Friends of Time. Here is my short list of time savers for accountants.

  • Organization/Planning. In my view, the number one required trait for an accountant is organization. If anything, we should be organized. We should think in an organized fashion. And organization involves the habit of planning. Plan your day, your week, your month, plan the audit, plan whatever. Just plan. It’s a huge time saver and pays dividends.
  • Information Technology. IT has removed much of the drudgery of accounting work and replaced it with speed and accuracy. We’re talking about tax preparation programs, electronic spreadsheets, word processing applications, mobile phones, internet search engines, email, texting, scanners, cloud applications, cloud storage, audit workflow management tools, etc. These tools were developed or introduced to main street accountants since I entered the profession. These mature applications are time savers.
  • Sleep. Sleep is a friend of the time you are awake. It enables you to perform at your best and is essential for good health. Functioning on inadequate sleep is not a badge of honor, as some who wear it must think. On the contrary, a chronic lack of sleep directly steals quality from your waking hours.
  • Be Diligent in Your Work. Diligence makes the task at hand more enjoyable. Strive for excellence, but not perfection. The former produces a suitable and spot-on work product, but the latter is a heavy burden for yourself and those that work with you. So diligence is a friend of time because it results in balance.

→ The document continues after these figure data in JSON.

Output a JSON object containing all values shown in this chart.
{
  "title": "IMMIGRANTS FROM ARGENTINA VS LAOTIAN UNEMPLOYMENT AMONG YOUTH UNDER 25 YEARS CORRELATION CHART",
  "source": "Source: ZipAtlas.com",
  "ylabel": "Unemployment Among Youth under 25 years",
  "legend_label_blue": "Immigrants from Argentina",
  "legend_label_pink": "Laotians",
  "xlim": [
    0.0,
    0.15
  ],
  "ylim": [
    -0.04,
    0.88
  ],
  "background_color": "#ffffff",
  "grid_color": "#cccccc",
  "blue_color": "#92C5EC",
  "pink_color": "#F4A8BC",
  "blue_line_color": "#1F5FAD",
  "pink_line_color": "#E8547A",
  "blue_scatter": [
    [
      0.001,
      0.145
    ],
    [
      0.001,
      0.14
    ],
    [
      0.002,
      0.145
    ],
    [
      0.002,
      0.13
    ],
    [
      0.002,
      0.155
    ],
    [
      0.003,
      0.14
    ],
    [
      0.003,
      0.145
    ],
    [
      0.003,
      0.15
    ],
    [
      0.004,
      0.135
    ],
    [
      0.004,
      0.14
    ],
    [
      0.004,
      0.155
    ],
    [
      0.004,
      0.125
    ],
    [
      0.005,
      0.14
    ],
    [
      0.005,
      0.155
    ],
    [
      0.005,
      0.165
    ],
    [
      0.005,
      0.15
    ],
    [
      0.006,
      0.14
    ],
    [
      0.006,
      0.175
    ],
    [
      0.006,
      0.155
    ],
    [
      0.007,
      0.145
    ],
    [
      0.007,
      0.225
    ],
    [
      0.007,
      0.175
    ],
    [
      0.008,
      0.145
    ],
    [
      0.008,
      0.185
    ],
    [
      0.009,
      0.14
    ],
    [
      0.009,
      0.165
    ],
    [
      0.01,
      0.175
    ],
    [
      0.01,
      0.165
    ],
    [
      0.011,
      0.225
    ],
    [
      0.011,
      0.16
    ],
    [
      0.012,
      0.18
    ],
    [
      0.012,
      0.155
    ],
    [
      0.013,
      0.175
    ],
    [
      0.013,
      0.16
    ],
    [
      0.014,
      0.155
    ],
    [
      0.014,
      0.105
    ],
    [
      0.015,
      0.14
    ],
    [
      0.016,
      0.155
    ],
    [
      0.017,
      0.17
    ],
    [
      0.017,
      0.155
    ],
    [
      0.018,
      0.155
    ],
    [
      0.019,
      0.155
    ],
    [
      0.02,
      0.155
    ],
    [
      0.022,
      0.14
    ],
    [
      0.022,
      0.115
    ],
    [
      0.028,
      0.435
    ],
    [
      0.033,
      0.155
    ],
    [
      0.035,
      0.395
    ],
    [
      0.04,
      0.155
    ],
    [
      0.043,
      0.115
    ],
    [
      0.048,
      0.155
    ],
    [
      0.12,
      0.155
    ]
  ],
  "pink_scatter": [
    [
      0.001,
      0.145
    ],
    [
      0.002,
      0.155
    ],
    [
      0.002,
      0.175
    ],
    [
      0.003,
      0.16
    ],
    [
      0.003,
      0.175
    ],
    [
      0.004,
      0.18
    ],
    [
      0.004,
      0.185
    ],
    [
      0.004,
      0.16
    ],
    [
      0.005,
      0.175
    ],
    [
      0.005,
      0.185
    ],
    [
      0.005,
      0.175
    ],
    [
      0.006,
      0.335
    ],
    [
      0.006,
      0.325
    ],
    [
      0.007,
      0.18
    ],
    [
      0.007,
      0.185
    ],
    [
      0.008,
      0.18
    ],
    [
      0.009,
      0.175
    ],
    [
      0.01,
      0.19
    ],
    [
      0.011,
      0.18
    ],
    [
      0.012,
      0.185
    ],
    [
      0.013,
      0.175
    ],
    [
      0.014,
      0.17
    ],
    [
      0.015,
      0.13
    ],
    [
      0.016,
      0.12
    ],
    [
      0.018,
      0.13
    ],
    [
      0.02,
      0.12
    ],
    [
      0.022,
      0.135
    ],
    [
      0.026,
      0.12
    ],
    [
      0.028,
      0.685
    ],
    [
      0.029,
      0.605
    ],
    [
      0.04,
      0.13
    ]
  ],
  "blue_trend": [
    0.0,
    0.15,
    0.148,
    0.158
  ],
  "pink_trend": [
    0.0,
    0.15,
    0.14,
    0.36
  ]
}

  • Listen and Delegate. Listen to your co-workers. Truly listen. When you pick up on their interest and strengths, delegate where you can. They will appreciate having an assignment that plays to their interest and strengths. You will benefit by freeing up your time and perhaps having a better work product than you may have produced. Not a bad thing.

My high school basketball coach would tell us don’t squander time; it’s the stuff that life is made from. I’m sure the words of wisdom were a quote, but he never told us who. Perhaps he thought unnecessary elaboration was a waste of time.